McGill Library
McLennan Library Building3459 rue McTavish
Montreal, Quebec
H3A 0C9
Person
Rudolf, Robert D. (Robert Dawson), 1865-1941
1865-1941
Robert Dawson Rudolf was born on June 29, 1865, in Pictou, Nova Scotia, son of William Norman Rudolf (1835-1886) and Catherine Matthews Dawson (1836-1911), aunt to Sir William Dawson.

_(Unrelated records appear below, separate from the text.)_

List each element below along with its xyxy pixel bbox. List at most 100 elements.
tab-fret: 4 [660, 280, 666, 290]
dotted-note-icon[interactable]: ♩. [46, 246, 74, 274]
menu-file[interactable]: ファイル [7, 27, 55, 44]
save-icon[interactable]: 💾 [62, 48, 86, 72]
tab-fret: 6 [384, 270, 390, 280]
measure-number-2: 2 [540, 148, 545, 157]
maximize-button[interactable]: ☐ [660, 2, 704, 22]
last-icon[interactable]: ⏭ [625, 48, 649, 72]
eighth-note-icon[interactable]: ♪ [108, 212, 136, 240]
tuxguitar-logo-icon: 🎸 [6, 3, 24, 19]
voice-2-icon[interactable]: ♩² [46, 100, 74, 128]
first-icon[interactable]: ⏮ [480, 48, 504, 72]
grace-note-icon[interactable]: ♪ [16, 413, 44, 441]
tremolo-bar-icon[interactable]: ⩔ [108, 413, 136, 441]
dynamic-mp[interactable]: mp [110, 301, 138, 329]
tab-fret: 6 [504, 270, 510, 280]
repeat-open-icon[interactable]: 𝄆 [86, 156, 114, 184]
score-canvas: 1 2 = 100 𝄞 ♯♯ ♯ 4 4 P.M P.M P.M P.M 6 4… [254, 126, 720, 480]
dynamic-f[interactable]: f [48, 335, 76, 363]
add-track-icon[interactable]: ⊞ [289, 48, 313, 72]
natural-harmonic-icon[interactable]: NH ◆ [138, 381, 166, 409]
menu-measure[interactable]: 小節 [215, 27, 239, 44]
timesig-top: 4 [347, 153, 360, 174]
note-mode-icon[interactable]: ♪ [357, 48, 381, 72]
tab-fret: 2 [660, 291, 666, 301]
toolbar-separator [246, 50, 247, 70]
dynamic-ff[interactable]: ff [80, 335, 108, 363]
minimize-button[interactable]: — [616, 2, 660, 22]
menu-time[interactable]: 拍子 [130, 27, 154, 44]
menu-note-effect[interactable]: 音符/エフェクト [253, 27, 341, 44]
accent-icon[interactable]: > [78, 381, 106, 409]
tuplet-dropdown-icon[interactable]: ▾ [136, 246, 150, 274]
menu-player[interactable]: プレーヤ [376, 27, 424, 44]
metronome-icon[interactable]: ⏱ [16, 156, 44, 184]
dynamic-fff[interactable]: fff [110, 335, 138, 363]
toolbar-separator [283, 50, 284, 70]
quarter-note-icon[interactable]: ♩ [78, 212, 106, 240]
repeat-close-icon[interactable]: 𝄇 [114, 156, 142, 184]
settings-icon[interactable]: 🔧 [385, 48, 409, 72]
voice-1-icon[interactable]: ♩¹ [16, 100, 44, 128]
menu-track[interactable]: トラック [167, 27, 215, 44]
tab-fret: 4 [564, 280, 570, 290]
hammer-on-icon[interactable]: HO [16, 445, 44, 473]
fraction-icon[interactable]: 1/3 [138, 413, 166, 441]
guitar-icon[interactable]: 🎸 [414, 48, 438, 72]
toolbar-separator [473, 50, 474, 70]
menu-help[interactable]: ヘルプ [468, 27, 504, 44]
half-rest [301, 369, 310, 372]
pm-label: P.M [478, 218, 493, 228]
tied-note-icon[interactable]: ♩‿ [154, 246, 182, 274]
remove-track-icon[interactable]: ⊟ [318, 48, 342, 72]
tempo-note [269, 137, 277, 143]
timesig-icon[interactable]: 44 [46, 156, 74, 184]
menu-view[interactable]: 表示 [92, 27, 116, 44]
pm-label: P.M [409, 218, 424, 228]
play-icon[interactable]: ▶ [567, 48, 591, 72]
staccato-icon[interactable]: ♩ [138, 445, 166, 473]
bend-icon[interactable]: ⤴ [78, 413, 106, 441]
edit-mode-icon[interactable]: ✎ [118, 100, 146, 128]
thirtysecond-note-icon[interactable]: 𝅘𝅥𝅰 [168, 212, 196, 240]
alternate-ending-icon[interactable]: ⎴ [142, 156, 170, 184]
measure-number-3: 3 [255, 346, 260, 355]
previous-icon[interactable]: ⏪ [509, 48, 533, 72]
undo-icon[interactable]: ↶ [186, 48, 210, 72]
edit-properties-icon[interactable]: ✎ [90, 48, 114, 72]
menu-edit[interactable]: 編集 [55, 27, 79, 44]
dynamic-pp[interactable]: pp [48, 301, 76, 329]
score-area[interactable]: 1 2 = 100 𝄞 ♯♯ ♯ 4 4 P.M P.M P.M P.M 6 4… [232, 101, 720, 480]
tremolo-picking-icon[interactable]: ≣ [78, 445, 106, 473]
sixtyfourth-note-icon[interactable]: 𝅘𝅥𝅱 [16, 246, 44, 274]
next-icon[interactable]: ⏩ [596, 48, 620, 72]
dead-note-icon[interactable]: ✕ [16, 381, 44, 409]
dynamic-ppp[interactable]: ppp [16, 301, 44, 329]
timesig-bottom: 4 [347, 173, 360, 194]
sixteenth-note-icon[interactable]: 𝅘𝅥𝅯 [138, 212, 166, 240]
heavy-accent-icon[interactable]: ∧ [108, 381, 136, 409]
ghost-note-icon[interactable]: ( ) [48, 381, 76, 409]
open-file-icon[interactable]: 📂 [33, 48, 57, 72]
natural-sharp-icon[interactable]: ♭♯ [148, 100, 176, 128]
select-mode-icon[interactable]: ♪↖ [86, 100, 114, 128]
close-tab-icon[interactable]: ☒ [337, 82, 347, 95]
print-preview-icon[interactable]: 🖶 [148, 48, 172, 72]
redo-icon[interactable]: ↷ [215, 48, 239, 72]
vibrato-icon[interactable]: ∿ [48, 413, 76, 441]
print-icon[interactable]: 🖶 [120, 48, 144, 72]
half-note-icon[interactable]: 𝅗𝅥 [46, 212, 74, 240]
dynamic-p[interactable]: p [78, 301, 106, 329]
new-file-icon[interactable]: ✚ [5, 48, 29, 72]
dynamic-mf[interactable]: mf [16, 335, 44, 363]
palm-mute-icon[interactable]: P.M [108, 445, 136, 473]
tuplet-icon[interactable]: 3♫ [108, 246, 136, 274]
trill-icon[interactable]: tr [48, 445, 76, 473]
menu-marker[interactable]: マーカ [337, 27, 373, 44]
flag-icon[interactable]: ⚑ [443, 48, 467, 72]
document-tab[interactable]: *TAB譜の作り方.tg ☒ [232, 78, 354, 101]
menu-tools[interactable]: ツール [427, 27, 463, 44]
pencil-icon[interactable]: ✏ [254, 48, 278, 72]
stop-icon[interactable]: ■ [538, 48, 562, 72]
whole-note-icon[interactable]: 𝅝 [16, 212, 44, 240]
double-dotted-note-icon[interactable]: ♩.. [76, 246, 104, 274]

He was a physician. In 1870, his family moved first to Scotland and then to Birkenhead, England, where he attended the Birkenhead School. As a young man, he returned to Canada for a couple of years to take up farming but left this career to study medicine at the University of Edinburgh (M.D., C.M., 1889). He continued his postgraduate studies in London, Paris, and Berlin. Rudolf practiced medicine at the Edinburgh Royal Infirmary and Hospital for Sick Children, spent five years with the British Army in India, then settled in Toronto. He worked for many years at Toronto General Hospital and the Sick Children's Hospital and was a professor of therapeutics at the University of Toronto. He served with the Canadian Army Medical Corps with the rank of colonel in the First World War and was consulting physician for the Canadian overseas forces (1914-1919). He was a member of the advisory board of the Patent and Proprietary Medicine Act of Canada in 1912 and held the office of president of the Royal Medical Society, Edinburgh. In 1921, he wrote The Medical Treatment of Disease. He travelled widely and occupied his leisure with riding, fishing, and golf.
In 1894, he married Rosa Marguerite Danson (1868–1934). He died on November 2, 1941, in Toronto, Ontario.